DES MOINES — Flanked by police and prosecutors, Gov. Chet Culver has signed into law an overhaul of Iowa’s sex offender laws that prohibits released offenders from setting foot on places where children gather.

The measure signed Thursday by Culver retains a ban on sex offenders living within 2,000 feet of places like schools, libraries and day care centers, but it limits that restriction to those who have committed the most severe crimes against children.

Clinton County Attorney Mike Wolf said although there is never a 100 percent guarantee, having these areas off limits will make them better protected.
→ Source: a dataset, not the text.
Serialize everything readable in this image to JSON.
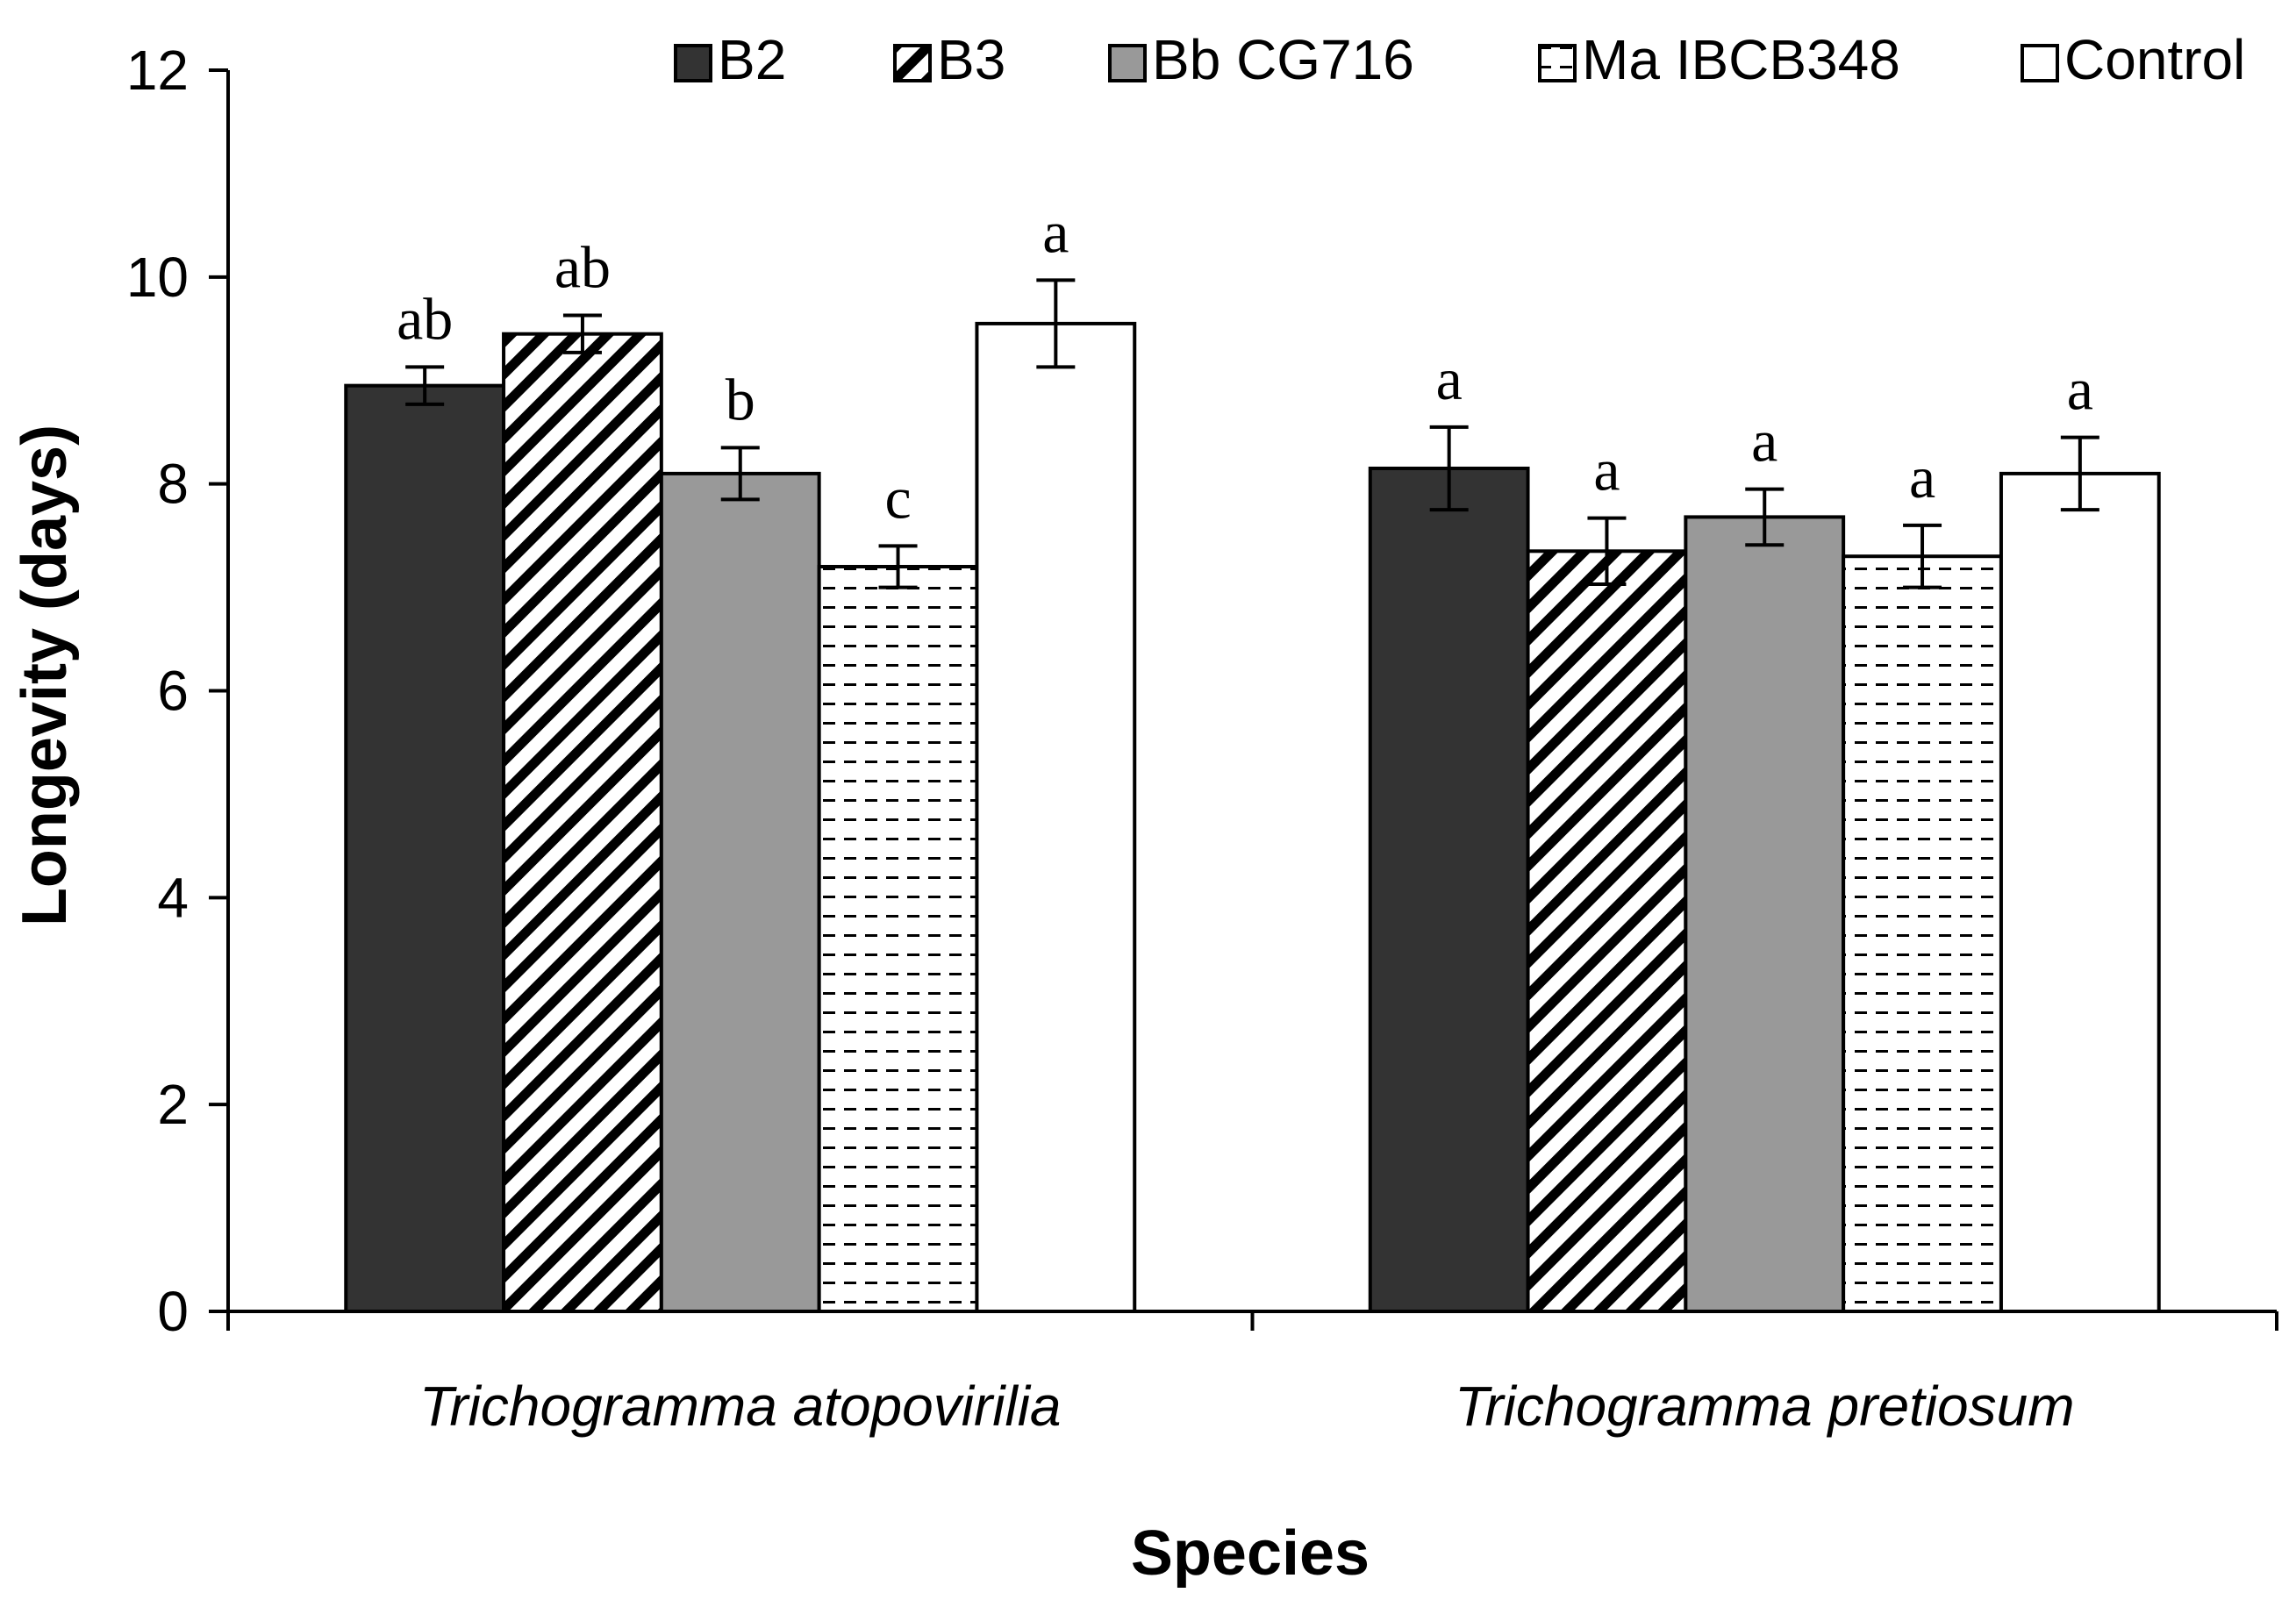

“My understanding is that it will add another layer of work for law enforcement,” Wolf said in an interview with the Clinton Herald. “But it is a wanted layer.”

Wolf also was concerned that the 2,000-foot rule alone seemed to give people a false sense of security.

“This is going to be worth it because it is going to provide additional safety,” Wolf said.

In addition, the measure puts in place a ban on offenders entering those facilities without permission, and it establishes a 300-foot “no loiter” zone around such sites. The Corrections Department will have the authority to decide which offenders can be required to wear electronic monitoring devices letting officials track their movements.

The measure was a carefully crafted compromise that was bargained throughout this year’s legislative session.

“There’s no place in Iowa for those who abuse our children,” said Culver. “This has been in the works for years.”

The issue is a delicate one for lawmakers, who earlier had banned sex offenders from living within 2,000 feet of places where children gather. That law had meant that in many cities, released sex offenders had no place to live.

Critics said it was more important to monitor sex offenders’ whereabouts during the day rather than where they spent the night. Tampering with the law, however, left lawmakers open to the charge that they were going easy on child sex offenders.

“For politicians, the issue of sex offenders is not an easy one to speak to,” said Rep. Clel Baudler, R-Greenfield, a retired Iowa Highway Patrol trooper who helped craft the measure. “I know this was not an easy decision. This law will build a safer Iowa. It’s a tremendous tool for law enforcement.”

Attorney General Tom Miller, who also pushed for the change, said the new laws would make Iowa safer.

“They took a tough stance,” he said.

The measure also updates the state’s sex offender registry.

The signing comes as Culver nears the midnight Tuesday deadline for acting on measures approved by this year’s Legislature.